Customer X is running z/VM 5.3 on a z9 mainframe with 2 IFL engines. z/VM hosts a few SLES10 guests. One guest is running WAS 6.1. All data source connections are set to use a Hipersocket route to z/OS and z/DB2. At the start of the business day, all connection pool threads move from the internal Hipersockets interface to the external OSA interface. The guest stays pretty busy with a fairly DB heavy workload.

PMI shows that the pools are active and in use. Netstat confirms that all threads are apparently using the external route.

What the heck?

This one is a puzzler. z/VM and mainframe hardware can do some weird things with MAC forwarding and dynamic routing.
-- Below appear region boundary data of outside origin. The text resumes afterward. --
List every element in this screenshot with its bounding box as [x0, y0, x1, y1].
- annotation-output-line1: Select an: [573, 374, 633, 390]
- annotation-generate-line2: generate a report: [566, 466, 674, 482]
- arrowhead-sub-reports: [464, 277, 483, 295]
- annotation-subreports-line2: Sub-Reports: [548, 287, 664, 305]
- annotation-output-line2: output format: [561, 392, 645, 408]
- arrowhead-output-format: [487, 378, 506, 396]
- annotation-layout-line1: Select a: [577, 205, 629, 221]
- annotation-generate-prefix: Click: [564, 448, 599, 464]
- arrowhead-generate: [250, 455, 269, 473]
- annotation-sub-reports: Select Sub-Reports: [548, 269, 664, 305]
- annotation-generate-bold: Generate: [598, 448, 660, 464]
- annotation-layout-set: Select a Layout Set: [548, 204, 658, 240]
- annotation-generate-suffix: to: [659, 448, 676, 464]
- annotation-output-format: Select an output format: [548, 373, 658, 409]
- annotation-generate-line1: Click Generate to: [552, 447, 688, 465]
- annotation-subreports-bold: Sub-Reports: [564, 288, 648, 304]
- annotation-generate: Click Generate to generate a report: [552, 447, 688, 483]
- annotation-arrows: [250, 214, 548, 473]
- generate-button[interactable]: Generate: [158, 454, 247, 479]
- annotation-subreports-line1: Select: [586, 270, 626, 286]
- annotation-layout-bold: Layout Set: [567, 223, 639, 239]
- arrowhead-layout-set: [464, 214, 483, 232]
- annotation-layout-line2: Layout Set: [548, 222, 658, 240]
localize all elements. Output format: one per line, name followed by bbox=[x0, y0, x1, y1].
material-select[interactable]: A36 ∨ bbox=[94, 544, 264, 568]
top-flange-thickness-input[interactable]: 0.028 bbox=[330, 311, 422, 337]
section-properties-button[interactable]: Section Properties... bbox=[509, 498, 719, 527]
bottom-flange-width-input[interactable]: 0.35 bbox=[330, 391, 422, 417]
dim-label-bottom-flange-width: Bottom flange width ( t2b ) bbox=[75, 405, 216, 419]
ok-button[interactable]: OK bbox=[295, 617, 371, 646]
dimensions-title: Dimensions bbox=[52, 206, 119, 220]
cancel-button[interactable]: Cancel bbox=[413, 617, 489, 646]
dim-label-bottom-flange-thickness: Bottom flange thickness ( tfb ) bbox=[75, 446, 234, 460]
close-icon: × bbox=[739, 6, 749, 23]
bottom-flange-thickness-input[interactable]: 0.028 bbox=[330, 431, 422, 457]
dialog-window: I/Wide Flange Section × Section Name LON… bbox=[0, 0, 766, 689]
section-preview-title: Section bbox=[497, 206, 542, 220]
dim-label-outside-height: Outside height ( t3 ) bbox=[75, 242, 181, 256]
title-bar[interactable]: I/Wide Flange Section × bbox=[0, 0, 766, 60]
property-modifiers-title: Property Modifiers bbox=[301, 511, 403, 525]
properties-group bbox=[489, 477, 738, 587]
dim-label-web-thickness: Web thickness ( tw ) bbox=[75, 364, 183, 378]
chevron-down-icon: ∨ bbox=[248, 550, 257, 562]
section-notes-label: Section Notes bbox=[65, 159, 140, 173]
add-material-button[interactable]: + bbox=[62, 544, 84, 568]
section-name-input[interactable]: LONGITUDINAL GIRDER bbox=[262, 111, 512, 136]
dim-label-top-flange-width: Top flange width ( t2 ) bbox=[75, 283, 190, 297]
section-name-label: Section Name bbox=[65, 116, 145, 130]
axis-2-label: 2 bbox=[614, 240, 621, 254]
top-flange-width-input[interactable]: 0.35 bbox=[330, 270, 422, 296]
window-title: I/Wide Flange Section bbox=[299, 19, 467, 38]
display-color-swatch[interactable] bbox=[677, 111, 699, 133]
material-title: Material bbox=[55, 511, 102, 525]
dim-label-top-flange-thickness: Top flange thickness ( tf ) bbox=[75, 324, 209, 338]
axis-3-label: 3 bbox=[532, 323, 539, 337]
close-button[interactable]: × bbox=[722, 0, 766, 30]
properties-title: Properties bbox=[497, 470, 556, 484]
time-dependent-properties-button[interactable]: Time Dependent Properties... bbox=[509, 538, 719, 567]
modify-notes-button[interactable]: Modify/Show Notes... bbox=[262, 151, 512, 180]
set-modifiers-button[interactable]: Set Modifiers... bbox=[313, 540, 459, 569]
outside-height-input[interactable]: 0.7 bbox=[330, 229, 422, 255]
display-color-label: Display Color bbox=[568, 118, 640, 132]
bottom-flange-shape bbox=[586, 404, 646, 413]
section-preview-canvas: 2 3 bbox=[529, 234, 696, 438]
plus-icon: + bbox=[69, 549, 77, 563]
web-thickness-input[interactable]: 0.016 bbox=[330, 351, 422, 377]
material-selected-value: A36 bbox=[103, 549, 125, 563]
The Linux network drivers are apparently somewhat aware of z/VM in SLES 10. It gets more odd because z/VM also implements OSPF for network failover. The same component that implements OSPF also has a connection ceiling that is typically set to INFINITE, but was set to 255 by Customer X.

So, two theories:

1) z/VM realizes that the virtual (e.g. Hipervisor) network is not the fastest and tells the Linux network drivers to go in the opposite direction where the OSA card will offload some of the TCP/IP load.

2) z/VM hits the connection cap and tells Linux to go in the opposite direction.

Naturally, none of these behaviors are documented.

2 comments:

Scott Lewis said...

Sigh. It turns out that there is a known driver issue on z/Linux where the driver thinks it's talking to a Sysplex and uses the less busy route to DB2 - namely through z/OS rather than z/VM.

Stupid RARP and stupid z/VM. And damn stupid DB2 driver for not acknowledging the "DON'T FRICKING TRY TO LOAD BALANCE BECAUSE ITS NOT A SYSPLEX" flag.

Scott Lewis said...

I've never heard of this before:

http://publib.boulder.ibm.com/infocenter/db2luw/v9/index.jsp?topic=/com.ibm.db2.udb.apdv.java.doc/doc/c0020926.htm

So basically, the driver interrogates the database for the address it should be using since it is defaulting (or assuming) Sysplex load balancing. The database responds "Use the external interface that I know about, obviously." The JDBC driver gladly obliges. The problem is that they have a Sysplex of one (which is kind of dumb, I think) and DB2 doesn't know that the connection should be coming in from a private IP on the Hipersockets network.